“This timely funding will help build our local collaboration,” he said.
Professor Young said the mosquito-borne viral disease was responsible for millions of cases of fever, rash, joint pain and conjunctivitis, and had been linked to abnormalities in brain development in newborns.
“Zika is of particular relevance to Queenslanders as it is carried by the Aedes aegypti mosquito,” he said.
“As this mosquito is prevalent in North Queensland, there is a real risk of Zika outbreaks in the north of the State.”

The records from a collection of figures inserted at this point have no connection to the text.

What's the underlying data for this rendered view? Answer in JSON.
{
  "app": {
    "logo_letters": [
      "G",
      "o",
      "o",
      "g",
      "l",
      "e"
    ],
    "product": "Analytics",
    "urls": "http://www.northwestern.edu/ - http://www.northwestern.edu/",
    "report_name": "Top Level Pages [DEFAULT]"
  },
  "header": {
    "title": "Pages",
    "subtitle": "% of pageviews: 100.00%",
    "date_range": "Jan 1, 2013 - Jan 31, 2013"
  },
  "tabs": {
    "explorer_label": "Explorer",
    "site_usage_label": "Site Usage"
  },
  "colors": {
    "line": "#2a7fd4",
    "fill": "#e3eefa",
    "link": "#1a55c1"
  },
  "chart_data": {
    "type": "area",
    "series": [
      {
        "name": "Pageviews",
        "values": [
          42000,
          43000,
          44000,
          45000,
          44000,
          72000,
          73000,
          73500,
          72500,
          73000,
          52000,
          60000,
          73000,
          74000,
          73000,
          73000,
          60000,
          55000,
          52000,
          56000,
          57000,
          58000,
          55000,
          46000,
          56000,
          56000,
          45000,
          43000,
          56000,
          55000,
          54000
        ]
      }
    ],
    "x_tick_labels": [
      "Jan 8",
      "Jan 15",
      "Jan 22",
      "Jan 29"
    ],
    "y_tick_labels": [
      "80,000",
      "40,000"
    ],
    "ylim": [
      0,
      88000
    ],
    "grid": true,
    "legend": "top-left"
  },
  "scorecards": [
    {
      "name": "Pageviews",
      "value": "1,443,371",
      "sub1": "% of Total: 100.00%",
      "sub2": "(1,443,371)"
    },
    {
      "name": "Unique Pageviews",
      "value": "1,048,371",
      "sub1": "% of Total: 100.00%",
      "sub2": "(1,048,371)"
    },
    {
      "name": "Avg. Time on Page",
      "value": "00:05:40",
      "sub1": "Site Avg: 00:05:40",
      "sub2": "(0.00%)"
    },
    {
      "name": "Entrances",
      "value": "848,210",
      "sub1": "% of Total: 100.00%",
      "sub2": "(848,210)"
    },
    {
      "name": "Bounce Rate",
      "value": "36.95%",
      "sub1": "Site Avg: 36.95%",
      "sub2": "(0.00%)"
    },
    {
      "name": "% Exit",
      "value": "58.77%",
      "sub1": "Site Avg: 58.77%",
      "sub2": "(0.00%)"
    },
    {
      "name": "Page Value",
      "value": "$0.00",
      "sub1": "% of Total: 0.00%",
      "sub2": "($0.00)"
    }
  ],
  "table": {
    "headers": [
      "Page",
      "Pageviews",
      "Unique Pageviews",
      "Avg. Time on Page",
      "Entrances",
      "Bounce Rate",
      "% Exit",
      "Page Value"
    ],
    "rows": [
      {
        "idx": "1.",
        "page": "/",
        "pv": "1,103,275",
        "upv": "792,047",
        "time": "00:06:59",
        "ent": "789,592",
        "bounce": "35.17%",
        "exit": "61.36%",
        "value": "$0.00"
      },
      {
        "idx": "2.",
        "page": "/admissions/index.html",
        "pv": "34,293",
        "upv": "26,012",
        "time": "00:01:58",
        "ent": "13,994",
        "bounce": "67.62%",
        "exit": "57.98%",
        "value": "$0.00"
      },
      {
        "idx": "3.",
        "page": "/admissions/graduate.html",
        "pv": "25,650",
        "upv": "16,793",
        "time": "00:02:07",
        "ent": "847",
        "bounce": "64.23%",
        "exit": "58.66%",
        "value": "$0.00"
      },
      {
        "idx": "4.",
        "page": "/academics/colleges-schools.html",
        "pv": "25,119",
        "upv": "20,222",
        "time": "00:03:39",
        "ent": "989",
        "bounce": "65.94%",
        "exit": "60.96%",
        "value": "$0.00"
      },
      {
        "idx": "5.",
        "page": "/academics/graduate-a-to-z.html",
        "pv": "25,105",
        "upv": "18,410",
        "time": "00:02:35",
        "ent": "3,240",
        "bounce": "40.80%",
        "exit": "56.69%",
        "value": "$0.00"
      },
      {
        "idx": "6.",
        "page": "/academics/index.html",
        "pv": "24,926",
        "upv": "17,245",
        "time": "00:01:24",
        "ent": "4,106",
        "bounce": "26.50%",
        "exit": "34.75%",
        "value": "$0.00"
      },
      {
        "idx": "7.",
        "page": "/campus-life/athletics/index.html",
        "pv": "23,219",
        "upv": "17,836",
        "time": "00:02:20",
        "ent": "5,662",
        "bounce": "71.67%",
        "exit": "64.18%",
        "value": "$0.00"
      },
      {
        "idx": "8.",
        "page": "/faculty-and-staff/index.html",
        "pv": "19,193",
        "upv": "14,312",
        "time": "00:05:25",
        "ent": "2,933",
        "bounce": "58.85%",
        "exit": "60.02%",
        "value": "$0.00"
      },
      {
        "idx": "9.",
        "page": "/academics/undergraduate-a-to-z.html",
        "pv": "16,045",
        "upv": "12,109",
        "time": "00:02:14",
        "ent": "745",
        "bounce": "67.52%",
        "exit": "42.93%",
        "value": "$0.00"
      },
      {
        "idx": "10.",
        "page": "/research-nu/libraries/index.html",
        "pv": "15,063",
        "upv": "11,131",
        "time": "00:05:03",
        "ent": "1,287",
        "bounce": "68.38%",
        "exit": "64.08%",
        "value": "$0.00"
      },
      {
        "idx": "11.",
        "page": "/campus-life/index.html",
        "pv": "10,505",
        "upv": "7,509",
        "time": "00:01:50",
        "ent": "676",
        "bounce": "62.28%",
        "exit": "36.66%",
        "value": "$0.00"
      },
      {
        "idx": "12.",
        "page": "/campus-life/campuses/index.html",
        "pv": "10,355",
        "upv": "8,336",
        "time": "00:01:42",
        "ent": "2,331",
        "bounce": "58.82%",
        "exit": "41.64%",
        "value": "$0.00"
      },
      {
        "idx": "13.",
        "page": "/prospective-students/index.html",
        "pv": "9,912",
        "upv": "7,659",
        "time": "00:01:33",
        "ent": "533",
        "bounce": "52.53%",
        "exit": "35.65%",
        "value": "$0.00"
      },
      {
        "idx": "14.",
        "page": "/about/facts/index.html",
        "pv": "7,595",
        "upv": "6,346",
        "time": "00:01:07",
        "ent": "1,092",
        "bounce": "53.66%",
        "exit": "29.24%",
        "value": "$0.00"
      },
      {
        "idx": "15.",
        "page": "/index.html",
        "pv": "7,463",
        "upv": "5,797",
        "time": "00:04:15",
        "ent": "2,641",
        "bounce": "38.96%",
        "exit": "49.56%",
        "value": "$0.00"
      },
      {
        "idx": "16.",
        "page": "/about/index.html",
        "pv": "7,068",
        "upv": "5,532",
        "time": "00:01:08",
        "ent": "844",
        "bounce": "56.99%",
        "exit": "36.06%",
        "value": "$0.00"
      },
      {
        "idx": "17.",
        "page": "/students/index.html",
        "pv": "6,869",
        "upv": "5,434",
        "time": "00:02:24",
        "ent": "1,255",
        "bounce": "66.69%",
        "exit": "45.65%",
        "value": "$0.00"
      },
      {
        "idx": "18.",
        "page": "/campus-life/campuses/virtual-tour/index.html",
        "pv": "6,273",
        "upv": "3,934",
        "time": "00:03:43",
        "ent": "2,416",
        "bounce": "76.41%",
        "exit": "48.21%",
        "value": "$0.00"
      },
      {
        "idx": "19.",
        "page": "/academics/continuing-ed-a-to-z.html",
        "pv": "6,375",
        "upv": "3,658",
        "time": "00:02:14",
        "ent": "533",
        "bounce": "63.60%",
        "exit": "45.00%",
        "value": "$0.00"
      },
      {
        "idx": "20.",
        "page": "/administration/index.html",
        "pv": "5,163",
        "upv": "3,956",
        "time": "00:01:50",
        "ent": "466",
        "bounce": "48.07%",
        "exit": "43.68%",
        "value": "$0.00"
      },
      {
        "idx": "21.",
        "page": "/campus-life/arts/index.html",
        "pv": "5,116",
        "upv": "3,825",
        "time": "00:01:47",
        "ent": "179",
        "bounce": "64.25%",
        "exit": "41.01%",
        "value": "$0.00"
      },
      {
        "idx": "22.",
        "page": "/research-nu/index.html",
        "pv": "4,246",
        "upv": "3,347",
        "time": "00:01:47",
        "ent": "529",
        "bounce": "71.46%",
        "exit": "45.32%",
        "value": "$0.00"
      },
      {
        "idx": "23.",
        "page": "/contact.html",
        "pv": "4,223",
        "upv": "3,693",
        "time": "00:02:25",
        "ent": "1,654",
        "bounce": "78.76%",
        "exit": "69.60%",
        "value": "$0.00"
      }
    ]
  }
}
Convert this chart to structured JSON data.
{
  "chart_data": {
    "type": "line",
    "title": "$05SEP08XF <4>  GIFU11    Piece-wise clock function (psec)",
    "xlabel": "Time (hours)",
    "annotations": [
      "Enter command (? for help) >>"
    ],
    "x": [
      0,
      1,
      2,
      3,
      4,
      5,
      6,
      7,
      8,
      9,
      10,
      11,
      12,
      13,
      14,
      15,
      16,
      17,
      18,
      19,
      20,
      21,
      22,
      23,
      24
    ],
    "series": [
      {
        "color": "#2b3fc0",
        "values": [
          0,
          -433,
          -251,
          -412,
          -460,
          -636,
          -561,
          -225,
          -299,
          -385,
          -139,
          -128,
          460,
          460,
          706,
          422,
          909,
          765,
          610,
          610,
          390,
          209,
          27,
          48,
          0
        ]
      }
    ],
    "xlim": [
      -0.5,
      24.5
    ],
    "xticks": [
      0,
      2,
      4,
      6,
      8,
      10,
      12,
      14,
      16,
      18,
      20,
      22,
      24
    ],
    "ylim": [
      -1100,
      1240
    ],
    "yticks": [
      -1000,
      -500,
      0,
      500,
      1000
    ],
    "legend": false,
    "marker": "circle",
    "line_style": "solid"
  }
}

QIMR Berghofer researchers will assess the competence of Australian mosquito populations to transmit a variety of Zika strains under different climate conditions. They will also look at virus interactions with the Asian Tiger Mosquito, Aedes albopictus, which is currently implicated in a dengue outbreak in Queensland’s Torres Strait islands.
The researchers have a solid track record in developing diagnostic tests, antiviral drugs and vaccines against other mosquito-borne diseases such as dengue, West Nile and Chikungunya.

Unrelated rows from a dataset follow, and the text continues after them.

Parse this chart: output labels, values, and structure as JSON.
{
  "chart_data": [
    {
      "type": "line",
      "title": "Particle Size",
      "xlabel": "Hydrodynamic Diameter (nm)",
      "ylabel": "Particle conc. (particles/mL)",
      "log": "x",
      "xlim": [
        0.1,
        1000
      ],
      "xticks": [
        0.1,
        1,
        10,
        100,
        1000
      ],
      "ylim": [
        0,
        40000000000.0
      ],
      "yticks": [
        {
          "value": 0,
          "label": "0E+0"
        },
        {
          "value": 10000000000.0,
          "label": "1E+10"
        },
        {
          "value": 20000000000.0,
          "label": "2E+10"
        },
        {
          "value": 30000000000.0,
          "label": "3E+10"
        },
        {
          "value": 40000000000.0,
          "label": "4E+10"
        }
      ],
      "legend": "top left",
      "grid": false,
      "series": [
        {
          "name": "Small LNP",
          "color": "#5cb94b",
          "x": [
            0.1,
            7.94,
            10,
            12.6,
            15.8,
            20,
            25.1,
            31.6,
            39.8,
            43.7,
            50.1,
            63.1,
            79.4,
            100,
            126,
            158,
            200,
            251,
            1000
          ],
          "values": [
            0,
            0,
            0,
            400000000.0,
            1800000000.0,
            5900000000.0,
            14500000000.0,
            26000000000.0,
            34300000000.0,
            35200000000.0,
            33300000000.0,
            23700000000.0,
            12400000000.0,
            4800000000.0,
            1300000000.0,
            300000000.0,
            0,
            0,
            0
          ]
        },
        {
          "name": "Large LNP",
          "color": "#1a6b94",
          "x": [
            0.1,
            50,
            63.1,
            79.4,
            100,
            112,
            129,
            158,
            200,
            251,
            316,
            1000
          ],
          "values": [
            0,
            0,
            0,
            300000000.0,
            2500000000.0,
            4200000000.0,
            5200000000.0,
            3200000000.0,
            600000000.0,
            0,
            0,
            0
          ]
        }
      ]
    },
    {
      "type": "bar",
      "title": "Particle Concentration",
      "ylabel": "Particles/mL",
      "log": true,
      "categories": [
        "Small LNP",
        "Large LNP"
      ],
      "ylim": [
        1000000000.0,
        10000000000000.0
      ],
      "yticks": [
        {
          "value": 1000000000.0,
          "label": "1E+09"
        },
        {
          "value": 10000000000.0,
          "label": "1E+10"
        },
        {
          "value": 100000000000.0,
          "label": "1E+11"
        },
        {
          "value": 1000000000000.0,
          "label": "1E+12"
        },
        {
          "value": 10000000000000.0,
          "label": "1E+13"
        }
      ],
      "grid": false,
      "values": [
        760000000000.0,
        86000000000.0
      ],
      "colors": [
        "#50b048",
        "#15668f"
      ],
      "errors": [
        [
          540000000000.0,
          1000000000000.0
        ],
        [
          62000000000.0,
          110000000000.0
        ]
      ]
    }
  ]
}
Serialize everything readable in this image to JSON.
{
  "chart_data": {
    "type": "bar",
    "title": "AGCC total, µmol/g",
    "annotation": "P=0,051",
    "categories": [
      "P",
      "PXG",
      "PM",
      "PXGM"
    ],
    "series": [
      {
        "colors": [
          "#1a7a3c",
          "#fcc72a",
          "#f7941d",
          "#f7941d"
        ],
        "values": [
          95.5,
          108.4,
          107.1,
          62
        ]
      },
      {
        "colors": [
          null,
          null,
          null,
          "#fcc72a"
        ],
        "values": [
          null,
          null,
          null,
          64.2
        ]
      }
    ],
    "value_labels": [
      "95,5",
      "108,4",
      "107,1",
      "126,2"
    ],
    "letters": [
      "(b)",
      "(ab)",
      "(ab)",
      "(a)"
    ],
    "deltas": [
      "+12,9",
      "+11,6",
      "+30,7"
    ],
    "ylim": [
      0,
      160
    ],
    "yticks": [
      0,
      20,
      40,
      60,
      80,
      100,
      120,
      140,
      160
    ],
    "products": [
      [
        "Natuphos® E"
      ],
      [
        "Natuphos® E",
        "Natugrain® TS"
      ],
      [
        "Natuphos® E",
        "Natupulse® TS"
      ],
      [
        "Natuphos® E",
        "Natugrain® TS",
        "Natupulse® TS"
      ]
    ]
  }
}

Professor Young said the team was working to develop rapid and portable laboratory tests to detect Zika infection in people returning to Australia from Zika outbreak areas, and to monitor local mosquitoes for the virus.
“We are also using technologies developed at UQ in work to produce a new generation of diagnostics, vaccines and antiviral drugs against Zika virus,” he said.
“Our combined expertise in mosquito-borne viruses gives us a distinct advantage in teasing out the events that lead to foetal abnormalities when women are infected early in their pregnancy,” Professor Young said.